Tumors of the superior sulcus of the lung or primary or metastatic tumors of the shoulder and scapula must be included in the differential diagnosis.
Scapulocostal syndrome is a less common cause of shoulder and upper extremity pain encountered in clinical practice, with cervical radiculopathy occurring much more commonly. This painful condition must be separated from other causes of shoulder pain, including rotator cuff tears.

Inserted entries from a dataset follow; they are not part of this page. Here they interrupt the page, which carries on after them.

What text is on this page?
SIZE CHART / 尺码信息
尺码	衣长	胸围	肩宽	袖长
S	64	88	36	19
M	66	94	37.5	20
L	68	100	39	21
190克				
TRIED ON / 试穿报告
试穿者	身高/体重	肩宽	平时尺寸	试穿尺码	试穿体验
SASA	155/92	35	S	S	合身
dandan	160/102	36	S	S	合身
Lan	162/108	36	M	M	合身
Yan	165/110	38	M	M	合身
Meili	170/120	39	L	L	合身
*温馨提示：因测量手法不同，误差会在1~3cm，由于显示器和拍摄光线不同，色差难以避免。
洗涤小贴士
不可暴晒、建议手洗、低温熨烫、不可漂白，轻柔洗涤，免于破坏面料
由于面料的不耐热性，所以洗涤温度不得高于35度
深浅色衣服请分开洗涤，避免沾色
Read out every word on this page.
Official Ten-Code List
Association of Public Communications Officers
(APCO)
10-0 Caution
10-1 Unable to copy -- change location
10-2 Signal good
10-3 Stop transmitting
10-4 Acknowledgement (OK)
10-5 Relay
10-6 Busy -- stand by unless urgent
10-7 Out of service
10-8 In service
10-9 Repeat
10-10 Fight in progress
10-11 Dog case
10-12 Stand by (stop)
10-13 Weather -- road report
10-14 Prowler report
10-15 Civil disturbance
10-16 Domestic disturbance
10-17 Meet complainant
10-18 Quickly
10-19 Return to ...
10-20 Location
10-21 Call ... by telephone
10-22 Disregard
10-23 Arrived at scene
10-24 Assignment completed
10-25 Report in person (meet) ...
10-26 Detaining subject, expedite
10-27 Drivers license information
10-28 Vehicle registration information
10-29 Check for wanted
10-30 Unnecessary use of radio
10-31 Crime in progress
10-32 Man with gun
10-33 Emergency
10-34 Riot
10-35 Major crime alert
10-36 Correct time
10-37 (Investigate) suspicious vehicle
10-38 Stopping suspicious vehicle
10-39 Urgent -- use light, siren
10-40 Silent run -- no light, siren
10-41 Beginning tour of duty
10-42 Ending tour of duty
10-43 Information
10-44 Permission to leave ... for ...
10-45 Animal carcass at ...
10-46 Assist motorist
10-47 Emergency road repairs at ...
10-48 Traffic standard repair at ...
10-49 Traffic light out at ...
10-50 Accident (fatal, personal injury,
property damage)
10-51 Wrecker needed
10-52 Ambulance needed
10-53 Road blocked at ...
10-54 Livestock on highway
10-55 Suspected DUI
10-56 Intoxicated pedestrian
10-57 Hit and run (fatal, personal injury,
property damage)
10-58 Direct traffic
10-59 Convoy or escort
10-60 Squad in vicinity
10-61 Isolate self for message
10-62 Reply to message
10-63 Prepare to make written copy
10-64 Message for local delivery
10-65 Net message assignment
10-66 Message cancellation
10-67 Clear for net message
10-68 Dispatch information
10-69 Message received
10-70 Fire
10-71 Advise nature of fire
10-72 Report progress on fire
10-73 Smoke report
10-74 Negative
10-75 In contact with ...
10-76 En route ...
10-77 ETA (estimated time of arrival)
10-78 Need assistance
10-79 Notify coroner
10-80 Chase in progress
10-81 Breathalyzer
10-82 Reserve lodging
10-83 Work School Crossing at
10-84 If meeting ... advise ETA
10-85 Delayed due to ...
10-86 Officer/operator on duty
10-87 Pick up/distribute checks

Coexistent bursitis and tendinitis also may contribute to shoulder pain and may require additional treatment with more localized injection of local anesthetic and depot steroid.
Trigger point injections are a safe procedure if careful attention is paid to the clinically relevant anatomy in the areas to be injected. Care must be taken to use sterile technique to avoid infection and universal precautions to avoid risk to the operator.
The incidence of ecchymosis and hematoma formation can be decreased if pressure is placed on the injection site immediately after injection.
The use of physical modalities, including local heat and gentle range-of-motion exercises, should be introduced several days after the patient undergoes trigger point injections for scapulocostal syndrome. Avoidance of activities responsible for the evolution of the disease must be considered or the syndrome will recur.
Vigorous exercises should be avoided because they would exacerbate symptoms. Simple analgesics and NSAIDs or a COX-2 inhibitor may be used concurrently with an injection technique.